On the other hand, ISO’s response to NYSDFS questions about the filing indicates that ISO does not view this as a reduction in coverage:
“It is important to note that notwithstanding the revisions contained in the referenced filing, there are several current exclusions in the ISO CGL and CLU Coverage Forms that may preclude coverage for records in the custody of an insured. For example, under Coverage A – Bodily Injury And Property Damage Liability, the Damage To Property exclusion provides, in part, that insurance does not apply to property damage to personal property (which could potentially include various types of records) in the care, custody or control of the insured. This exclusion also precludes coverage with respect to property the named insured owns, including any costs incurred to repair, replace or restore such property. In addition, the Electronic Data exclusion as it currently exists in the CGL and CLU Coverage Forms excludes coverage, in part, with respect to damages arising out of the loss of, loss of use of, and damage to electronic data, which also could potentially include various types of records.
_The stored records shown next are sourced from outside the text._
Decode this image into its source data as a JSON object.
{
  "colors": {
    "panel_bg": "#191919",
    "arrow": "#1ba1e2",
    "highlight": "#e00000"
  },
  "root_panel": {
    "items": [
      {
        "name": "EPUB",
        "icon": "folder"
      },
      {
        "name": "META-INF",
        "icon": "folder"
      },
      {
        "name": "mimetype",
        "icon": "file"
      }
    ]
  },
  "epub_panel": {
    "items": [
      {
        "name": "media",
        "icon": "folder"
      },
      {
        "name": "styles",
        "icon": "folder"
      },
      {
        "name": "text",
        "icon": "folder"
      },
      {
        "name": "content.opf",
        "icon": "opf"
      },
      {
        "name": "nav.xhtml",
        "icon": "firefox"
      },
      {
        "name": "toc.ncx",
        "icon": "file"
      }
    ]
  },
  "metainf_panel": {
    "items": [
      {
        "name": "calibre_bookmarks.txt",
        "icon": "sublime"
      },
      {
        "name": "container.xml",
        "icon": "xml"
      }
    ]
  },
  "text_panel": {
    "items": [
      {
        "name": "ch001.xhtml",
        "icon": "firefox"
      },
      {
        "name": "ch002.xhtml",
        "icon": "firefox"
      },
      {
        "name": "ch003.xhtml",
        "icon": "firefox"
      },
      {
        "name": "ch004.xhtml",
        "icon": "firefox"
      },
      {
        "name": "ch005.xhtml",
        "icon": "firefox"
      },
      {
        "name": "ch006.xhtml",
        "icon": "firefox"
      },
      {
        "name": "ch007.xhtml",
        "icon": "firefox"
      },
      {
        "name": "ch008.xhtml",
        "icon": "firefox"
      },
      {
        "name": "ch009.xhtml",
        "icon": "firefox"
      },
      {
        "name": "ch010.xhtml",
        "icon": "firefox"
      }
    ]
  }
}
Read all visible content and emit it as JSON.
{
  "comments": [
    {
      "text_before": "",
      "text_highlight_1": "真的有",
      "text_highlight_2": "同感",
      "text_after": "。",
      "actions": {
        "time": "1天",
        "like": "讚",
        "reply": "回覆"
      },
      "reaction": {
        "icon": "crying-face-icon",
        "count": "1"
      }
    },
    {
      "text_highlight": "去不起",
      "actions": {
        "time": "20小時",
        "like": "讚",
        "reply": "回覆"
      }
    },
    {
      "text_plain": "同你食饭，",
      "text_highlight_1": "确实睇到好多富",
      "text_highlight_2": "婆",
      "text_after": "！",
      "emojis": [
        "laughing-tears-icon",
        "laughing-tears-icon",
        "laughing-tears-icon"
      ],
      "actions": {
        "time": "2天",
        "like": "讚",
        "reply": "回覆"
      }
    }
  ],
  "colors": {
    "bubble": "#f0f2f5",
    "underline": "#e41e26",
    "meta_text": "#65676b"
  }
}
With respect to bodily injury and property damage arising out of access or disclosure of confidential or personal information, the changes contained in this filing are a reinforcement of coverage intent. As discussed in the Explanatory Memorandum submitted with this filing, damages related to data breaches, and certain data-related liability, are not intended to be covered under the CGL and CLU Coverage Parts. With respect to personal and advertising injury liability arising out of access or disclosure of confidential or personal information, this revision may be considered a reduction in personal and advertising injury coverage to the extent that any access or disclosure of confidential or personal information results in an oral or written publication that violates a person's right of privacy. It is important to note that other invasion of privacy offenses (i.e., those that do not otherwise involve access or disclosure of confidential or personal information) are not expressly addressed by the exclusions newly introduced in this filing.”
Essentially, ISO is saying that they never intended for the CGL form to cover liability for data breaches, so this isn’t a reduction in coverage. That leads to the question of why it feels the endorsement is necessary. My guess is that the insurers who subscribe to ISO forms have been unnerved (understatement) by some of the damages resulting from these breaches and want the policy to plainly state that there is no coverage. Whether ISO’s arguments about the intent of the form will be enough to absolve insurers of the obligation to send conditional renewal notices is an open question.
I’ll throw that open question to all of you. What do you think – does the law require insurers to send conditional renewal notices on thousands of CGL policy renewals, or do you agree with ISO that the endorsement is simply an affirmation of coverage intent with no real reduction in coverage?